Amazon EU, a Luxembourg-based company that encompasses the e-commerce giant’s operations in Germany, France, the Netherlands, the UK, Sweden, Poland, Italy and Spain, reached revenues of €51.32bn in 2021, according to information leaked by Bloomberg. This is a 17% increase compared to the €43.9bn registered the previous year.
For the fifth year in a row, the branch’s net result after tax is €1.08bn; it was €1.1bn in 2020.
Amazon paid no income tax after posting losses of €1.16bn in 2021. A spokesperson told Bloomberg that the company was not require to pay taxes as the losses came on the back of investments in infrastructure and jobs. The company benefitted from a tax credit of €1bn.
An Amazon spokesman stated that “we pay corporate tax amounting to hundreds of millions of euros” across Europe.
On a global level this time, Bloomberg reports that Amazon posted a profit of $33.4bn last year, up from $21.3bn the year before.
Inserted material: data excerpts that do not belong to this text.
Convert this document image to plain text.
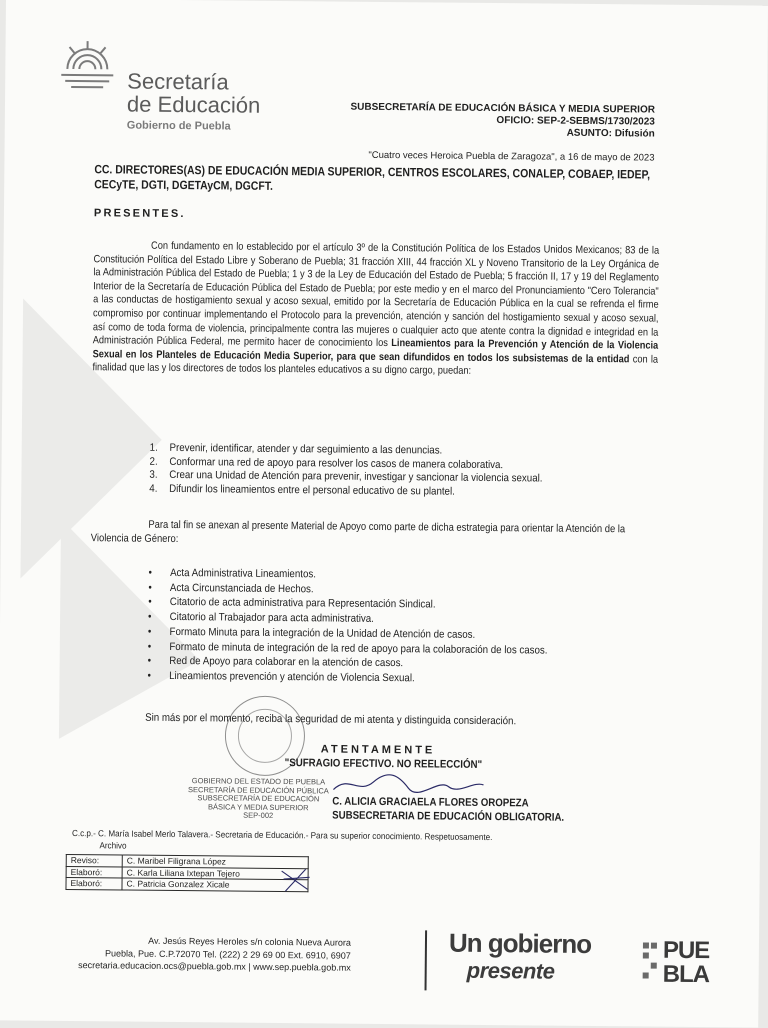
Secretaría
de Educación
Gobierno de Puebla
SUBSECRETARÍA DE EDUCACIÓN BÁSICA Y MEDIA SUPERIOR
OFICIO: SEP-2-SEBMS/1730/2023
ASUNTO: Difusión
"Cuatro veces Heroica Puebla de Zaragoza", a 16 de mayo de 2023
CC. DIRECTORES(AS) DE EDUCACIÓN MEDIA SUPERIOR, CENTROS ESCOLARES, CONALEP, COBAEP, IEDEP, CECyTE, DGTI, DGETAyCM, DGCFT.
PRESENTES.
Con fundamento en lo establecido por el artículo 3º de la Constitución Política de los Estados Unidos Mexicanos; 83 de la Constitución Política del Estado Libre y Soberano de Puebla; 31 fracción XIII, 44 fracción XL y Noveno Transitorio de la Ley Orgánica de la Administración Pública del Estado de Puebla; 1 y 3 de la Ley de Educación del Estado de Puebla; 5 fracción II, 17 y 19 del Reglamento Interior de la Secretaría de Educación Pública del Estado de Puebla; por este medio y en el marco del Pronunciamiento "Cero Tolerancia" a las conductas de hostigamiento sexual y acoso sexual, emitido por la Secretaría de Educación Pública en la cual se refrenda el firme compromiso por continuar implementando el Protocolo para la prevención, atención y sanción del hostigamiento sexual y acoso sexual, así como de toda forma de violencia, principalmente contra las mujeres o cualquier acto que atente contra la dignidad e integridad en la Administración Pública Federal, me permito hacer de conocimiento los Lineamientos para la Prevención y Atención de la Violencia Sexual en los Planteles de Educación Media Superior, para que sean difundidos en todos los subsistemas de la entidad con la finalidad que las y los directores de todos los planteles educativos a su digno cargo, puedan:
1. Prevenir, identificar, atender y dar seguimiento a las denuncias.
2. Conformar una red de apoyo para resolver los casos de manera colaborativa.
3. Crear una Unidad de Atención para prevenir, investigar y sancionar la violencia sexual.
4. Difundir los lineamientos entre el personal educativo de su plantel.
Para tal fin se anexan al presente Material de Apoyo como parte de dicha estrategia para orientar la Atención de la Violencia de Género:
• Acta Administrativa Lineamientos.
• Acta Circunstanciada de Hechos.
• Citatorio de acta administrativa para Representación Sindical.
• Citatorio al Trabajador para acta administrativa.
• Formato Minuta para la integración de la Unidad de Atención de casos.
• Formato de minuta de integración de la red de apoyo para la colaboración de los casos.
• Red de Apoyo para colaborar en la atención de casos.
• Lineamientos prevención y atención de Violencia Sexual.
Sin más por el momento, reciba la seguridad de mi atenta y distinguida consideración.
ATENTAMENTE
"SUFRAGIO EFECTIVO. NO REELECCIÓN"
GOBIERNO DEL ESTADO DE PUEBLA
SECRETARÍA DE EDUCACIÓN PÚBLICA
SUBSECRETARÍA DE EDUCACIÓN
BÁSICA Y MEDIA SUPERIOR
SEP-002
C. ALICIA GRACIAELA FLORES OROPEZA
SUBSECRETARIA DE EDUCACIÓN OBLIGATORIA.
C.c.p.- C. María Isabel Merlo Talavera.- Secretaria de Educación.- Para su superior conocimiento. Respetuosamente.
Archivo
Reviso:	C. Maribel Filigrana López
Elaboró:	C. Karla Liliana Ixtepan Tejero
Elaboró:	C. Patricia Gonzalez Xicale
Av. Jesús Reyes Heroles s/n colonia Nueva Aurora
Puebla, Pue. C.P.72070 Tel. (222) 2 29 69 00 Ext. 6910, 6907
secretaria.educacion.ocs@puebla.gob.mx | www.sep.puebla.gob.mx
Un gobierno
presente
PUE
BLA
However, Amazon last year won a round of the tax battle with the European Commission, which had demanded that Luxembourg recover $250 million, an amount seen as state aid. The commission has appealed and the case is still pending.
Amazon in 2021 also succeeded in its appeal to the administrative court against part of a sanction imposed by the data protection watchdog CNPD amounting to €746m and an additional €746,000 per day for non-compliance. The was was suspended over imprecise wording.